Good open source solutions

People often ask me what's good and free on the net. An obvious answer is OpenOffice.org which replaces the MS Office suite. Some people don't realise that OOo is also great for doing MS Visio type diagrams and MS Access type database stuff too.
Another recomendation I sometimes make is for Task Coach it's an easy to use task manager which keeps track of what you are doing and how many hours you have worked on each task. As a consultant I'm always being asked for this information. Having the file stored as XML is also nice since I can easily store in in subversion and make programs that that print out reports the way my employer likes it.
The other day I was asked about an open source tool for project managment (like MS Project). I know of one that is very compelling called faces. It's quite a different way of doing project managment, but allows you to manage tasks and resources in a very powerful and flexible manner. Here are some deep linked images showing what it can output.

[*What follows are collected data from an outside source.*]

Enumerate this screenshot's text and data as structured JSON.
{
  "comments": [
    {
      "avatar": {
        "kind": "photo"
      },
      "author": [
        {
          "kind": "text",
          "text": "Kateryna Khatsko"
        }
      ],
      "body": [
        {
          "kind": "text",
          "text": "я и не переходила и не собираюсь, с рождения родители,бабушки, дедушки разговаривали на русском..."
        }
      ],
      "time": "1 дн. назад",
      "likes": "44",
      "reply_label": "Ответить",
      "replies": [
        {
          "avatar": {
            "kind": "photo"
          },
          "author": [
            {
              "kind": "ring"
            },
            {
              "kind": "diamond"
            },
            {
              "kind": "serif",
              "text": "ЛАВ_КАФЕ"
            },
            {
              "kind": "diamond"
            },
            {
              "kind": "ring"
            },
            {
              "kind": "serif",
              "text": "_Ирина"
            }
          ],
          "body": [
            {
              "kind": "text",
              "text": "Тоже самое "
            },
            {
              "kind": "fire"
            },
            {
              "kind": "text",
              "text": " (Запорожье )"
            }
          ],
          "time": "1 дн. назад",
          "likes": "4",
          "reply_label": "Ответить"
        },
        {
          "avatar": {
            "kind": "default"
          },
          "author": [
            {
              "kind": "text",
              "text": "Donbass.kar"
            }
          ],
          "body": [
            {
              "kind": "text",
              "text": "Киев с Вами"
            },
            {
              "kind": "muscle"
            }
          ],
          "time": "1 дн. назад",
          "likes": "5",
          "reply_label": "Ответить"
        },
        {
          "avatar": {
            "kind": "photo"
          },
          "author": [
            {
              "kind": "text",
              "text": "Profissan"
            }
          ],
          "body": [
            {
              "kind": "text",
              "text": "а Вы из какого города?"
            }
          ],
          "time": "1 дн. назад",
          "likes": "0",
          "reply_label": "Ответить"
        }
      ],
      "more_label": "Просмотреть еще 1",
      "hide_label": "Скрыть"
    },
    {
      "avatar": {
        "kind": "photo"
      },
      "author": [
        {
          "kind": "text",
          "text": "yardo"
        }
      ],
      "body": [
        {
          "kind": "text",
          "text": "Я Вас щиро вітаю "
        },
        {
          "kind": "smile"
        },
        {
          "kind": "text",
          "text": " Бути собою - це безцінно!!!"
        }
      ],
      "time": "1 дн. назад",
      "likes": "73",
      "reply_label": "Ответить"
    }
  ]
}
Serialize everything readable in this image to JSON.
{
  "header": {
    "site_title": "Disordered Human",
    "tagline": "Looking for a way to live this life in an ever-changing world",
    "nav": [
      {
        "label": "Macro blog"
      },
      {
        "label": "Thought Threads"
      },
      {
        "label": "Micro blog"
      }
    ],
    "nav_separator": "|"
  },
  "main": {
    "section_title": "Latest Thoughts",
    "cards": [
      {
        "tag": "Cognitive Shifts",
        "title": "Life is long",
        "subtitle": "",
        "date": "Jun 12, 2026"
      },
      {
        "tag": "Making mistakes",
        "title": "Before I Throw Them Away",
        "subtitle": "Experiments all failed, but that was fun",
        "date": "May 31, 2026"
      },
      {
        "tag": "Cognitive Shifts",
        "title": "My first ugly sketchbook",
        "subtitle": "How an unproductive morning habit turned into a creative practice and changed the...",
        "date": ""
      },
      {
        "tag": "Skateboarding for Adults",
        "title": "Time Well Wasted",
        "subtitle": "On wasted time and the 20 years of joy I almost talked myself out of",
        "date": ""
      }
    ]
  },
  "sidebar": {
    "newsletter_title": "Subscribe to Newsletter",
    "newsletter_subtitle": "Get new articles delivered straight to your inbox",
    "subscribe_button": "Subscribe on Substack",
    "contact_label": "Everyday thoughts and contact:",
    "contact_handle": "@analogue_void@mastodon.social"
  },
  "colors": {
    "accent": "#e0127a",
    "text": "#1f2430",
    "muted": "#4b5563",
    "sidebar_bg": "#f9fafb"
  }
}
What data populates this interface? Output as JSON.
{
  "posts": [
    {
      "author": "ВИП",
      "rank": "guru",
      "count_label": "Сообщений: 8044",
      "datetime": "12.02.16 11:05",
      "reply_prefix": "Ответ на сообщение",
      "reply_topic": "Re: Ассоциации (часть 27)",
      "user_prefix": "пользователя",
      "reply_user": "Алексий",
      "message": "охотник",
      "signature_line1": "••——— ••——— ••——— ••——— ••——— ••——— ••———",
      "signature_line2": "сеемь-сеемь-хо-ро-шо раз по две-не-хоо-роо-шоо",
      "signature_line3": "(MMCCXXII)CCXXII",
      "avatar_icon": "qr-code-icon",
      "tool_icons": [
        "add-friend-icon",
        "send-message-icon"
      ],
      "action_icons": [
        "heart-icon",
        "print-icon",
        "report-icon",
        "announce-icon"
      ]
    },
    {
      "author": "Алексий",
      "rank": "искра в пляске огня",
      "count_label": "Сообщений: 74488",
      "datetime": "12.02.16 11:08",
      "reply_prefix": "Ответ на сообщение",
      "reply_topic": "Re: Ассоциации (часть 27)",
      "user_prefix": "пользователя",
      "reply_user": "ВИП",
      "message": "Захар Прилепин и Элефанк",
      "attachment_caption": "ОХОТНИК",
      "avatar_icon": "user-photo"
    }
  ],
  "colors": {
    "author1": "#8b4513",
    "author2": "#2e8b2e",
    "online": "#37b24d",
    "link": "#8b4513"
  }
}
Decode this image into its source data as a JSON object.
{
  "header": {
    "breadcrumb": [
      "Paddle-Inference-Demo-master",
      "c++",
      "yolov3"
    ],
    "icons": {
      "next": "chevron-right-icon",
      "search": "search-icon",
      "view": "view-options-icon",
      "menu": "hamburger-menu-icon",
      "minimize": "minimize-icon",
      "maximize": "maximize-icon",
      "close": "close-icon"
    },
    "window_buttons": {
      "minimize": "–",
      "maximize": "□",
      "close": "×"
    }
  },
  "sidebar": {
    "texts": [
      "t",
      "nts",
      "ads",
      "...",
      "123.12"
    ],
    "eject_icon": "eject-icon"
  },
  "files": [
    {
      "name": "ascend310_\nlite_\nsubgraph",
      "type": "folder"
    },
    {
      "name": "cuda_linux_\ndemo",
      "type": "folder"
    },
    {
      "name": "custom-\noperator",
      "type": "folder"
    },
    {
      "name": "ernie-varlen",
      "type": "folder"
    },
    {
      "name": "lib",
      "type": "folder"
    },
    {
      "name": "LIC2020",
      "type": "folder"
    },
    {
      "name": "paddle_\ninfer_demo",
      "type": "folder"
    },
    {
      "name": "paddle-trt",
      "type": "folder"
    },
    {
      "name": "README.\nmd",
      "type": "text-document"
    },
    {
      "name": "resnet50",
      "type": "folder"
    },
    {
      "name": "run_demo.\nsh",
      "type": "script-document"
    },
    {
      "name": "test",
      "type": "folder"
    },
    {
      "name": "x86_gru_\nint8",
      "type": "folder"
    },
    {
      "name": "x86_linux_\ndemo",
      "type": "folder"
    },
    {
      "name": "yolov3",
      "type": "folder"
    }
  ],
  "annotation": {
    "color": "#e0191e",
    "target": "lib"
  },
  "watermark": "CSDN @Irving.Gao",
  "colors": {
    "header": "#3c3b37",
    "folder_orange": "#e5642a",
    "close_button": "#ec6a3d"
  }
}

For programers, this tool should be very natural since your project plan is actually a program. I've bloged about this before. It makes sense since a complicated project has all sorts of rules, much like a program. This task can only be done after these tasks are finshed, or can only be performed by these two resources. Since it's all in a real programing language (Python) you can have arbitrarily complex rules, including resource holidays % completed and so on.
Programs like MS Project remind me of tools which were supposed to liberate you from writing actual code. The idea is you would "write" your program with little icons that you drag and drop, like a flow chart. Where are these programs today? Well it turns out that writing code that way is very slow and is harder to read and debug than, say, C++ code. I'd say the same thing is true for creating a project plan. With faces you create a project plan that is easier to read and understand and can produce lots of charts, tables, calendars in a variety of formats. I'm particularly pleased that it supports Matplotlib, an excelent graphical tool which produces very nice antialiased lines and curves to a variety of output formats.